Ultimately I would like to create a dataframe that has long and lat of the 0.5 degree raster grid that each species location falls into and the species ID that are present there, one row for each species.
I have created a raster grid, as per...
ext <- extent(-180.0, 180, -90.0, 90.0)
gridsize <- 0.5
r <- raster(ext, res=gridsize)
crs(r) <- "+proj=longlat +datum=WGS84 +no_defs +ellps=WGS84 +towgs84=0,0,0"
and a dataframe, which was originally a SpatialPolygonsDataframe...
A tibble: 6 x 3
long lat id
<dbl> <dbl> <chr>
1 16.5 -28.6 0
2 16.5 -28.6 0
3 16.5 -28.6 0
4 16.5 -28.6 0
5 16.5 -28.6 0
6 16.5 -28.6 0
etc
etc
...but am unsure of how to proceed with the rest of the method.

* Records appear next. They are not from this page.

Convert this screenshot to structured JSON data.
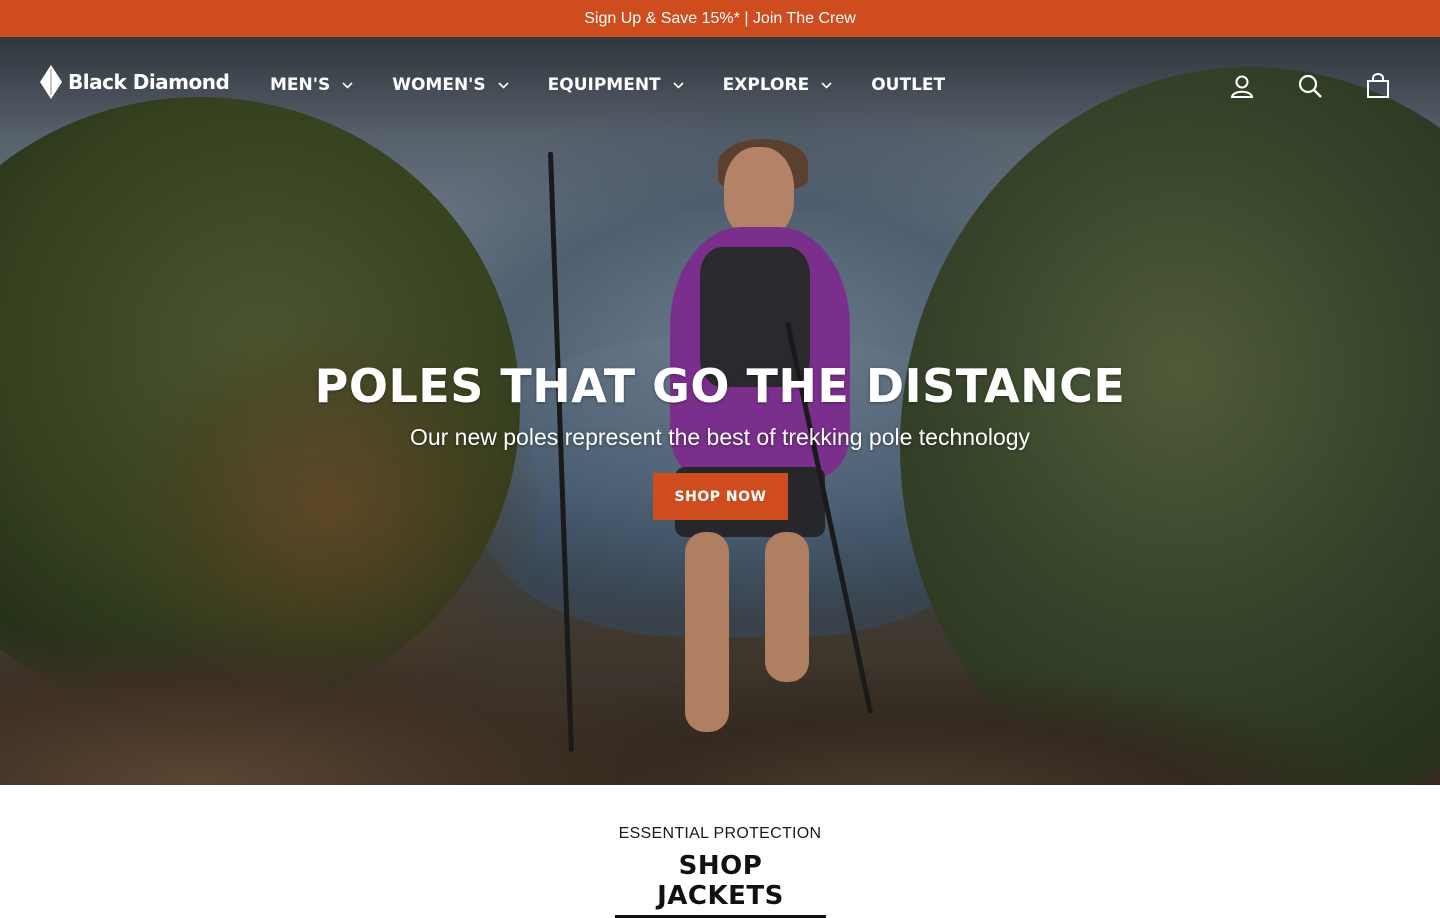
{
  "announcement": {
    "text": "Sign Up & Save 15%* | Join The Crew"
  },
  "brand": {
    "name": "Black Diamond",
    "logo_icon": "diamond-logo-icon"
  },
  "nav": {
    "items": [
      {
        "label": "MEN'S",
        "has_dropdown": true
      },
      {
        "label": "WOMEN'S",
        "has_dropdown": true
      },
      {
        "label": "EQUIPMENT",
        "has_dropdown": true
      },
      {
        "label": "EXPLORE",
        "has_dropdown": true
      },
      {
        "label": "OUTLET",
        "has_dropdown": false
      }
    ]
  },
  "utility_icons": [
    "account-icon",
    "search-icon",
    "cart-icon"
  ],
  "hero": {
    "title": "POLES THAT GO THE DISTANCE",
    "subtitle": "Our new poles represent the best of trekking pole technology",
    "cta_label": "SHOP NOW"
  },
  "section": {
    "eyebrow": "ESSENTIAL PROTECTION",
    "link_label": "SHOP JACKETS"
  },
  "colors": {
    "accent": "#cf4c1e",
    "text_dark": "#111111",
    "white": "#ffffff"
  }
}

I have tried rasterizing my data, extracting points etc but I am continually hitting errors and am unsure of the correct method to use to achieve my aim.
Alternatively, if anyone knows how to extract species names directly form the SpatialPolygonsDataFrame which contains a range polygon for each species, at 0.5 degree raster grid cell locations, that would be excellent.
Any help would be greatly appreciated.